Zhang Lei, Ye Lili, Wang Fan, Gao Wei, Yu Jinhui, Zhang Lidong
School of Chemical Engineering, Dalian University of Technology, Dalian, Liaoning 116024, China.
State Key Laboratory of Fire Science, University of Science and Technology of China, Hefei, Anhui 230026, China.
J Phys Chem A. 2024 Feb 1;128(4):761-772. doi: 10.1021/acs.jpca.3c06917. Epub 2024 Jan 18.
Hydrogen abstraction reactions between hydrocarbons and hydroxyl radicals are important propagation steps in radical chain reactions, playing a crucial role in atmospheric and combustion chemistry. This study focuses on predicting the rate constants of the prototype of the reaction class of hydrogen abstractions, i.e., the primary allylic hydrogen abstraction from alkenes by the OH radical, via utilizing machine learning (ML) methods. Specifically, three distinct models, namely, feedforward neural network (FNN), support vector regression (SVR), and Gaussian process regression (GPR), have been employed to construct robust ML models for prediction. We proposed a novel strategy that seamlessly integrates descriptor preprocessing, a pairwise linear correlation analysis, and a model-specific Wrapper method to enhance the effectiveness of the feature selection procedure. The selected feature subset was then evaluated using two cross-validation techniques, i.e., leave-one-group-out (LOGO) and K-fold cross-validations, for each of the three ML models (FNN, SVR, and GPR) to assess their predictive and stability performance. The results demonstrate that the FNN model, trained with seven representative descriptors, achieves superior performance compared to the other two methods. For the FNN model, the average percentage deviation is 39.06% on the test set by performing LOGO cross-validation, while the repeated 10-fold cross-validation achieves a percentage prediction deviation of 19.1%. Two larger alkenes with 10 carbons were selected to test the prediction performance of the trained FNN model on primary allylic hydrogen abstraction. Results show that the kinetic predictions follow well the modified three-parameter Arrhenius equation, indicating the reliable performance of FNN in predicting hydrogen abstraction rate constants, especially for the primary allylic site. Hopefully, this work can shed useful light on the application of ML in generating chemical kinetic parameters of hydrocarbon combustion chemistry.

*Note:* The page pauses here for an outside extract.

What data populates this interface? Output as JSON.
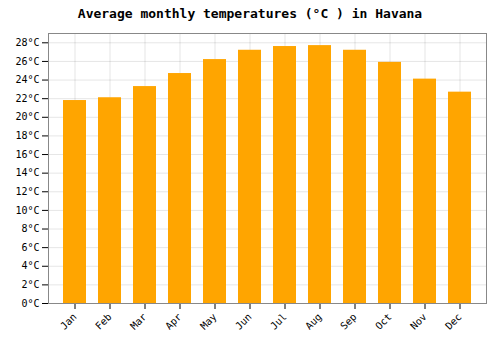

碳氢化合物与羟基自由基之间的氢提取反应是自由基链反应中的重要传播步骤,在大气化学和燃烧化学中起着关键作用。本研究聚焦于通过利用机器学习(ML)方法预测氢提取反应类别的原型反应速率常数,即OH自由基从烯烃中提取一级烯丙基氢的反应速率常数。具体而言,采用了三种不同的模型,即前馈神经网络(FNN)、支持向量回归(SVR)和高斯过程回归(GPR)来构建用于预测的稳健ML模型。我们提出了一种新颖的策略,该策略无缝集成了描述符预处理、成对线性相关分析和特定于模型的包装方法,以提高特征选择过程的有效性。然后,针对三个ML模型(FNN、SVR和GPR)中的每一个,使用两种交叉验证技术,即留一组交叉验证(LOGO)和K折交叉验证,对所选特征子集进行评估,以评估它们的预测性能和稳定性。结果表明,使用七个代表性描述符训练的FNN模型与其他两种方法相比具有卓越的性能。对于FNN模型,通过执行LOGO交叉验证,测试集上的平均百分比偏差为39.06%,而重复10折交叉验证的预测百分比偏差为19.1%。选择了两种含有10个碳原子的较大烯烃来测试训练后的FNN模型对一级烯丙基氢提取的预测性能。结果表明,动力学预测很好地遵循了修正的三参数阿伦尼乌斯方程,表明FNN在预测氢提取速率常数方面具有可靠的性能,特别是对于一级烯丙基位点。希望这项工作能为ML在生成碳氢化合物燃烧化学的化学动力学参数方面的应用提供有益的启示。